TEXAS VIEW: We must address the ‘who’ of mass shootings

By The Facts

The opening phrase of Congressman Randy Weber’s statement Friday afternoon about the horrific shooting at Santa Fe High School was pretty standard.

“Earlier today, the unimaginable happened.”

The same with the first statement put out by U.S. Sen. John Cornyn.

“Our thoughts and prayers are with the families of those injured and killed at Santa Fe School District.”

Santa Fe Independent School District Superintendent Leigh Wall’s tack also proved familiar.

“We experienced an unthinkable tragedy at our high school this morning.”

All of those expressing varying degrees of astonishment that a teenager with an affinity for symbols of darkness would walk into a school and attempt to slaughter teachers and classmates must have been deceiving themselves. Those who were sitting amid the carnage were sickened, scared and experiencing a range of other emotions about what happened.

But did they find it unthinkable? Unimaginable?

No, they expected it.

“It’s been happening everywhere. I always kind of felt like eventually it was going to happen here, too,” a young girl who was inside the school during the shooting told reporters not long after it happened. “I wasn’t surprised, I was just scared.”

That feeling of insecurity should horrify all of us. We as parents, as adults in our communities, are tasked with safeguarding future generations, and it is a task we repeatedly fail to live up to.

And our children clearly know it.

Our response to tragedy after tragedy, however, is not to take action.
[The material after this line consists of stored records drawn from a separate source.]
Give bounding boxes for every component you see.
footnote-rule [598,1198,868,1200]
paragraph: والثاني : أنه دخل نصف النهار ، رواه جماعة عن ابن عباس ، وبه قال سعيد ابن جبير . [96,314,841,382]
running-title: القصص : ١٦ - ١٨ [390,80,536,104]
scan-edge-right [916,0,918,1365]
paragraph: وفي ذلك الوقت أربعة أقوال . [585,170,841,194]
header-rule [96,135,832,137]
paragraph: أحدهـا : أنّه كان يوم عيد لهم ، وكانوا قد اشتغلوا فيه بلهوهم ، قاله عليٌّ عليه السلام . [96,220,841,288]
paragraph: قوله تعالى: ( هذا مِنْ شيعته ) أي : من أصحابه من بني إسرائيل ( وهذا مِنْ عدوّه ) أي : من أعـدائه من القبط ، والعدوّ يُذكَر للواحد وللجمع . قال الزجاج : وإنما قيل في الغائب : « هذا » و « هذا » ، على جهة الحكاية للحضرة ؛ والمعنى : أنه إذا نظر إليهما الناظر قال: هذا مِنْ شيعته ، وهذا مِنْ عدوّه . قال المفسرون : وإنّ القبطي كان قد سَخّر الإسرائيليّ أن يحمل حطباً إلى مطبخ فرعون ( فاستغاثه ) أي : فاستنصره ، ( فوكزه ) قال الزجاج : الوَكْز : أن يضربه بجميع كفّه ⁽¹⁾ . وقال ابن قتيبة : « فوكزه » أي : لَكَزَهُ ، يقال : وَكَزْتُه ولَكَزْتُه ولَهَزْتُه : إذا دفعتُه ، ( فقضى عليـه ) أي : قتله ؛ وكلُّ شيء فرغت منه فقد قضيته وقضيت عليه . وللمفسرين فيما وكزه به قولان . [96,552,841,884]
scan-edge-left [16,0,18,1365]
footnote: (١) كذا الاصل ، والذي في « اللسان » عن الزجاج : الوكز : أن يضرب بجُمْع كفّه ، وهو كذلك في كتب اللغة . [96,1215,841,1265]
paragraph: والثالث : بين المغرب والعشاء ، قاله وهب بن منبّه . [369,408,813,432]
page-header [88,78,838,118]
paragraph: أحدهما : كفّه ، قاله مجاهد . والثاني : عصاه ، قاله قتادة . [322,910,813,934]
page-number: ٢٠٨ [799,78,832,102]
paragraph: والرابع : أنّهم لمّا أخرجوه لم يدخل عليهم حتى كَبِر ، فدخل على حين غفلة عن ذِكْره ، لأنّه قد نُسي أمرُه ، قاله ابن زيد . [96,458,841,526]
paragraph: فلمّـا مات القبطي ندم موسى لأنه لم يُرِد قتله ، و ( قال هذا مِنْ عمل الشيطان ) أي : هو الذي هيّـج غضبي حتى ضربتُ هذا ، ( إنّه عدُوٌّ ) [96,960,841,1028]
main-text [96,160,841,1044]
It is to cling to the same mindsets that created the circumstances that led to the carnage of Columbine, Sandy Hook and Parkland. We cannot even say our leaders are coming up with bad solutions, because in almost two decades after Klebold and Harris, they have offered more politics and few answers.

Not that those answers are easy to find. But the promises to try to find them have proven as empty as the prayers they offer while the dead are being counted.

Better mental health care is one possibility, but funding for programs keeps eroding. Broader background checks are fought at every turn. Police presence hasn’t worked, with the officer in Parkland freezing during the crisis and a Santa Fe ISD officer who attempted to intervene becoming one of its first casualties.

Suggestions banning certain classes of weapons won’t go anywhere, and even if they do, they don’t address the “who” part of the problem — the troubled kid, disgruntled adult or mentally unhealthy person intent on bloodshed.

Elizabeth Englander, a professor of psychology and director of the Massachusetts Aggression Reduction Center at Bridgewater State University, offered a list of 10 ways people could potentially diffuse a tragedy before it happened. Her recommendations, written for The Conversation website in February after the Parkland shooting, didn’t call on the government to act, but on people with whom the potential killer interacts with on a regular basis.

The list includes schools using technology to help them identify troubled students, providing more counselors and resource officers to intervene and teaching more about social and emotional skills. Communities can enlist doctors to conduct routine mental health screenings and push for social media companies to create algorithms that detect repeated violence-laced posts and pass on those potential threats to law enforcement.

In our own homes, parents can more closely monitor their child’s relationships — or, importantly, lack of them — pay attention to the child’s screen time and what they’re doing during that time, and spend time talking with their children and listening to them, showing an interest in their activities without judgment.

It is far past time for children obviously displaying anti-social behavior to go unnoticed in our homes, schools and communities. It is equally past time for no avenues of help to be available when they are noticed. And it is well past time for people to find such horrors as 1,400 Santa Fe High School students lived through Friday to be unimaginable.

They are not only imaginable, they are — as that young Santa Fe girl said — to be expected. Each of us should be working at every opportunity to make them unthinkable again.